Ambrose Bierce, Mauvaises pensées, le cherche midi, 2003.
La photo mondialisée, la photo entre les mains des fonds de pension
Sur le site Acrimed (site de réflexion critique sur les médias), un article intéressant d’ un photographe, sur la photographie de presse, partant d’un numéro de la revue Politis qui utilise en couverture une photo d’un mastondonte de l’image qui appartiens à un fonds de pension (démarche curieuse pour un média de gauche qui parle de changer la société), il en viens à la question suivante :
Ne retrouve-t-on pas dans le monde de la photographie et de la presse, des producteurs isolés, un marché globalisé, des prix de rémunération imposés par des intermédiaires et des acheteurs peu regardants sur les conditions de production ? Bref, des caractéristiques qui se répandent partout depuis que la « globalisation » ou la « mondialisation » ont hissé les « économies d’échelles », le « discount », le « low cost », en valeur en soi qui, dans le cas de la photographie, transforment un artisanat en terrain de stratégies financières ? Acrimed
Depuis, mettons 2005, la réponse à cette question est : oui ! Nous sommes dans la financiarisation ! La problématique formulée sous forme de question relève d’une certaine prudence qui n’ a plus lieu d’être.
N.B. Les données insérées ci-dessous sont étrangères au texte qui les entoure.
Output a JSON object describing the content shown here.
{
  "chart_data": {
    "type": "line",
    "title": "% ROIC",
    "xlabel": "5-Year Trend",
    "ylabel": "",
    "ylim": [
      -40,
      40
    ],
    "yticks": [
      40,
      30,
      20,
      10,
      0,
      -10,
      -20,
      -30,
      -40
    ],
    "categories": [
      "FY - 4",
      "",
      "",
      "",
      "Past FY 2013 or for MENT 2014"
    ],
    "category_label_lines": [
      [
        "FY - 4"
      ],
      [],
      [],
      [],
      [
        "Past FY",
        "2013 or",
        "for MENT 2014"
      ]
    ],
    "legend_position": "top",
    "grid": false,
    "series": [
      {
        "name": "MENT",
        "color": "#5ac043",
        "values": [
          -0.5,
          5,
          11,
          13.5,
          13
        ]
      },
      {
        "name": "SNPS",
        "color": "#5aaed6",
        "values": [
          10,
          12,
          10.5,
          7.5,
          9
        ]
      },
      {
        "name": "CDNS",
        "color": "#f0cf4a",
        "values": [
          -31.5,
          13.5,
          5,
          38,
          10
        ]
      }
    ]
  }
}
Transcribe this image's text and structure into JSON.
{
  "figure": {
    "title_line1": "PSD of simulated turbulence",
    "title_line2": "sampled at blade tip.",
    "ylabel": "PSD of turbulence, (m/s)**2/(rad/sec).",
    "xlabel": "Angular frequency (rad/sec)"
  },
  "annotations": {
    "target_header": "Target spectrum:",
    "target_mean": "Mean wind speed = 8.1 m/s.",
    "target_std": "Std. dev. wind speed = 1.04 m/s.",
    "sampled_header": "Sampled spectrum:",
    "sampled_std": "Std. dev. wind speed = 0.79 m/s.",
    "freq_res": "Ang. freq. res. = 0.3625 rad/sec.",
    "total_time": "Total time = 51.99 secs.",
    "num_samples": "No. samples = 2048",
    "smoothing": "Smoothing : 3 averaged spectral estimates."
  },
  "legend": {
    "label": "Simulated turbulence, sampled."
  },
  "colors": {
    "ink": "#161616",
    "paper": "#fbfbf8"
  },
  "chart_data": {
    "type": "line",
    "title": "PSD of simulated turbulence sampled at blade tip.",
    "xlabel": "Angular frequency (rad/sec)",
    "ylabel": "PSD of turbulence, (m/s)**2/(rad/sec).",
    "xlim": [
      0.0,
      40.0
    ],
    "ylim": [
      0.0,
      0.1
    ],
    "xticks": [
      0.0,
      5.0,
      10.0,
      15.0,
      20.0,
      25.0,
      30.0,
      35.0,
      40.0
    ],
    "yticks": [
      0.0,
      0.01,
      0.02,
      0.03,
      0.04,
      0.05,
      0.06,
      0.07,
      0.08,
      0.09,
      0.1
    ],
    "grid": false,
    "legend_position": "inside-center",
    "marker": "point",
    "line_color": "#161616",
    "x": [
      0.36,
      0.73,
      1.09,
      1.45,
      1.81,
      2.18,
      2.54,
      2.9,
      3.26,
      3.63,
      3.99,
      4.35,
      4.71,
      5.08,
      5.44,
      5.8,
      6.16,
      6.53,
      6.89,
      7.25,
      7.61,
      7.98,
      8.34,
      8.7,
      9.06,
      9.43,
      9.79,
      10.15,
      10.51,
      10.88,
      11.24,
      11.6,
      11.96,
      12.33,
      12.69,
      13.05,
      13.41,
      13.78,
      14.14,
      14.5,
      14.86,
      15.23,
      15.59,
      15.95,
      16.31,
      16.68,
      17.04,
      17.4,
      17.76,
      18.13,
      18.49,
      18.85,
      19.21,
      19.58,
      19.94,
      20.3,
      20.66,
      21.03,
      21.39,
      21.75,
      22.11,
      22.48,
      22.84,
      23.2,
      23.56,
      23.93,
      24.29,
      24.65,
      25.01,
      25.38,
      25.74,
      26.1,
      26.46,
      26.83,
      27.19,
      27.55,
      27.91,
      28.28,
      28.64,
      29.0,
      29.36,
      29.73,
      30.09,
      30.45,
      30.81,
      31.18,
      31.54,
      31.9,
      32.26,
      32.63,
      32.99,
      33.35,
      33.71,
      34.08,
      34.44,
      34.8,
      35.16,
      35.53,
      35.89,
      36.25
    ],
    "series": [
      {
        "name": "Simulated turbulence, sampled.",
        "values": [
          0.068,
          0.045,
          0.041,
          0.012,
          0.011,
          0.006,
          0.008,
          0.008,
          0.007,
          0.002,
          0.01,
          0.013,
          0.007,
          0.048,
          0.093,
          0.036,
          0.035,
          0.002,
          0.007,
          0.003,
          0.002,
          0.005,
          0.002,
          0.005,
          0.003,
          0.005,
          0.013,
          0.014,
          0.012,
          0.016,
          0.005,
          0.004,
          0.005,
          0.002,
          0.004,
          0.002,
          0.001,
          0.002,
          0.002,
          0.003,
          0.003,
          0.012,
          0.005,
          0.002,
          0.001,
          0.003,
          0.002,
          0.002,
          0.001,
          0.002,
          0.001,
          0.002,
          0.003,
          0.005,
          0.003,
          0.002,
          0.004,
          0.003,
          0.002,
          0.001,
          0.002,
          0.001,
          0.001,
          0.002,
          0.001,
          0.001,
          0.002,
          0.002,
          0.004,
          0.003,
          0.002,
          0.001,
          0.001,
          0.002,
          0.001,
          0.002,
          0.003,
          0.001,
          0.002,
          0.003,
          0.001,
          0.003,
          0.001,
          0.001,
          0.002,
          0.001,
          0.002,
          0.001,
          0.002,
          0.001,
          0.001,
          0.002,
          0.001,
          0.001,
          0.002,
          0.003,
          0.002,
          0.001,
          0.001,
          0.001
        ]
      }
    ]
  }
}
Le temps de poser des problématiques prudentes est dépassé ! Comme dirait La Boétie : «Ils ne sont grands que parce que nous sommes à genou.».
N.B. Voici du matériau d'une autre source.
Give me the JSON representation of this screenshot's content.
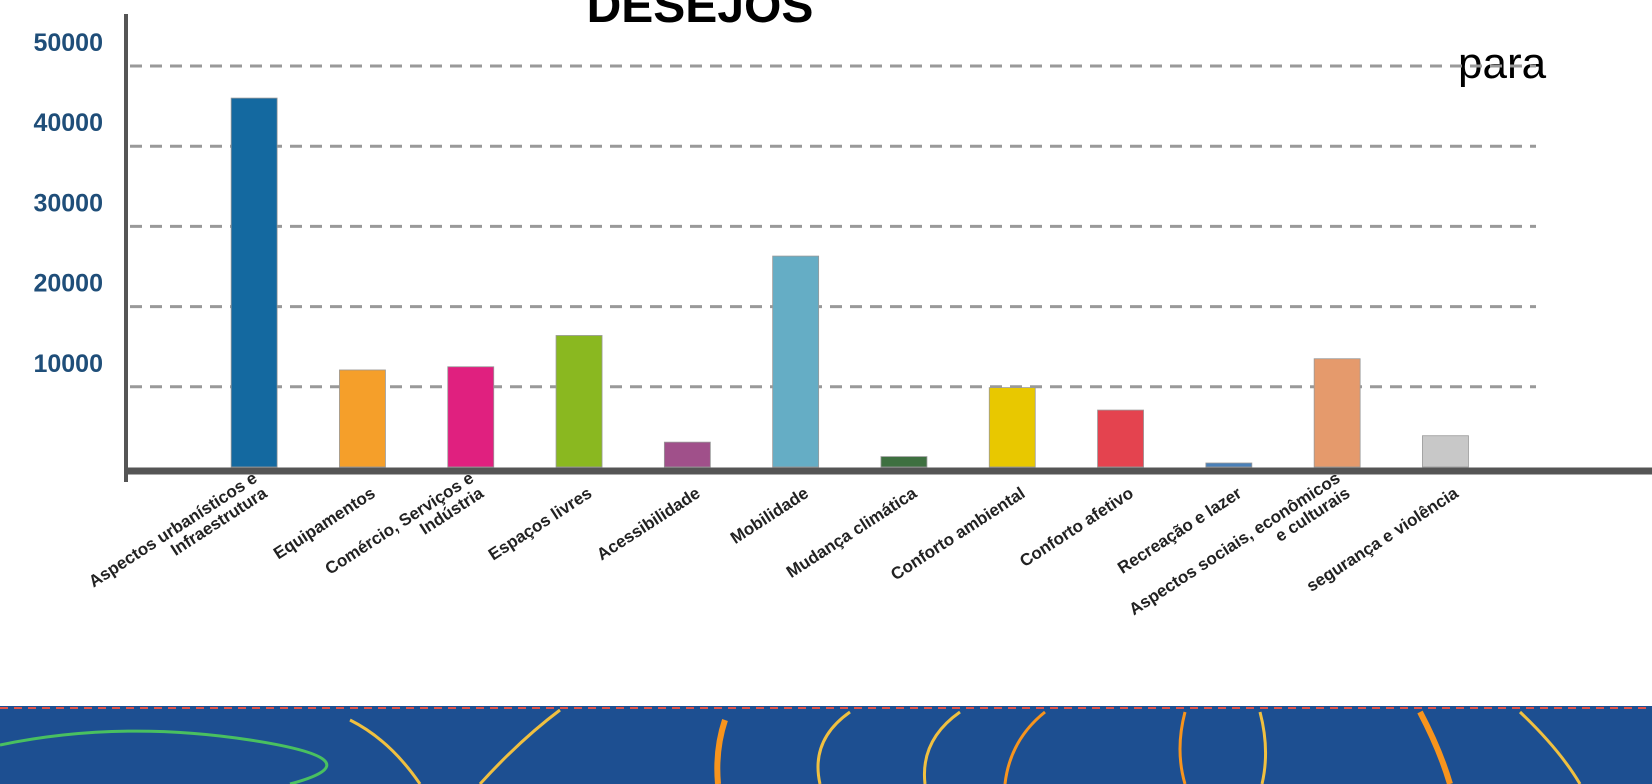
{
  "chart_data": {
    "type": "bar",
    "title": "DESEJOS",
    "annotation": "para",
    "categories": [
      "Aspectos urbanísticos e\nInfraestrutura",
      "Equipamentos",
      "Comércio, Serviços e\nIndústria",
      "Espaços livres",
      "Acessibilidade",
      "Mobilidade",
      "Mudança climática",
      "Conforto ambiental",
      "Conforto afetivo",
      "Recreação e lazer",
      "Aspectos sociais, econômicos\ne culturais",
      "segurança e violência"
    ],
    "values": [
      46000,
      12100,
      12500,
      16400,
      3100,
      26300,
      1300,
      9900,
      7100,
      500,
      13500,
      3900
    ],
    "colors": [
      "#1469a0",
      "#f59f2a",
      "#e0207f",
      "#8ab820",
      "#a0508a",
      "#65adc5",
      "#3e7040",
      "#e8c800",
      "#e4434f",
      "#4a80b8",
      "#e59a6c",
      "#c8c8c8"
    ],
    "ylim": [
      0,
      50000
    ],
    "yticks": [
      10000,
      20000,
      30000,
      40000,
      50000
    ],
    "grid": true
  }
}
Le marché de la photo est déréglementé, mondialisé, c’est clair et net ! Et ce dans l’intérêt des structures les plus capitalistiques, structures qui n’ont aucun complexe à exploiter les travaux des amateurs via les microstocks et autres. Même les structures publiques leur donnent un coup de main en utilisant les visuels à 3 francs 6 sous, c’est dire la régression sociale dans laquelle nous sommes …
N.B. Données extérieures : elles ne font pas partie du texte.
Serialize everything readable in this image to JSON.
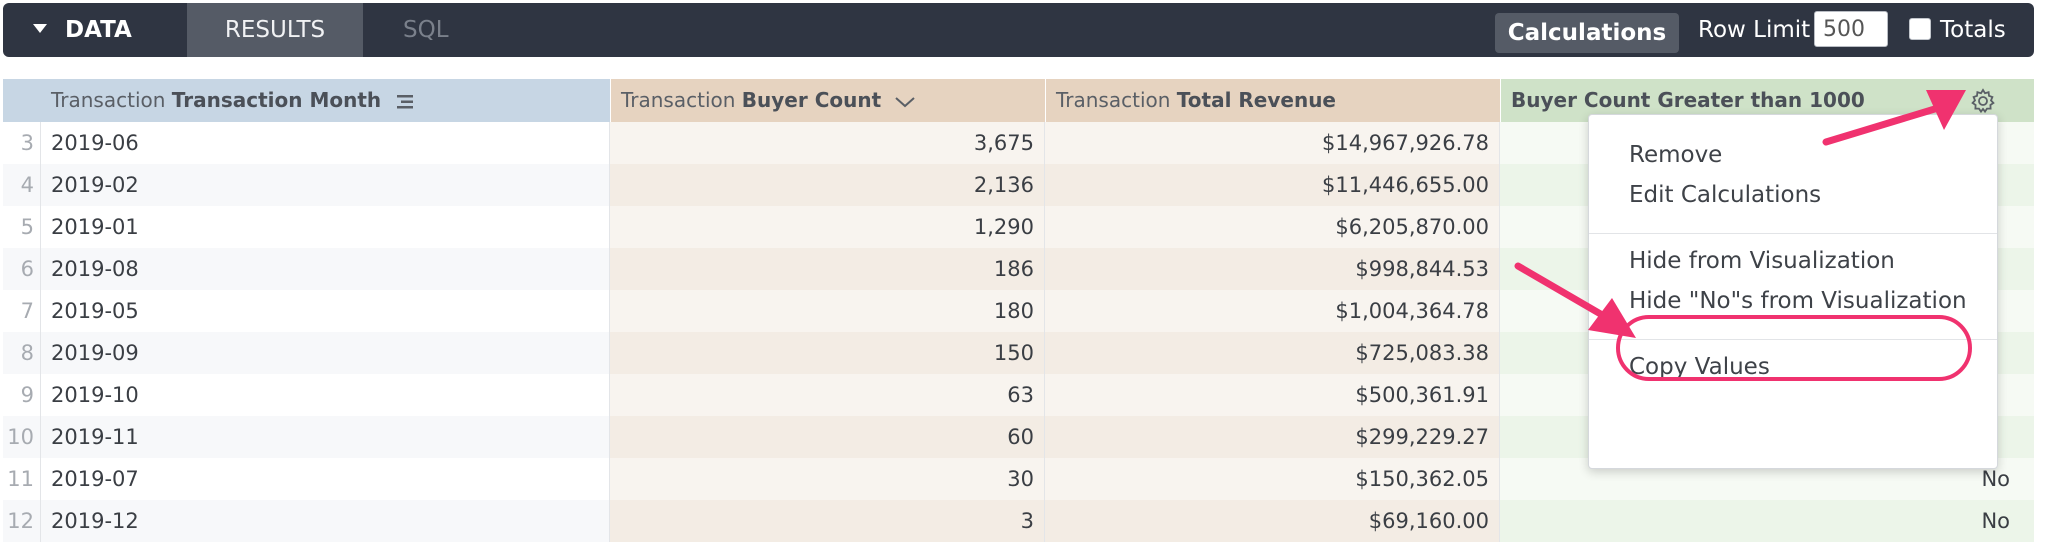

Et c’est ainsi qu’au lieu d’un paradis je découvris l’aride désert du commerce. Je n’y aperçus que de la bêtise, sauf en ce qui concerne les affaires. Je ne rencontrai personne de propre, de noble et de vivant…Tout ce que je trouvai fut un égoïsme monstrueux, sans coeur, et un matérialisme grossier et glouton, aussi pratiqué que pratique. Jack London, Le Talon de fer.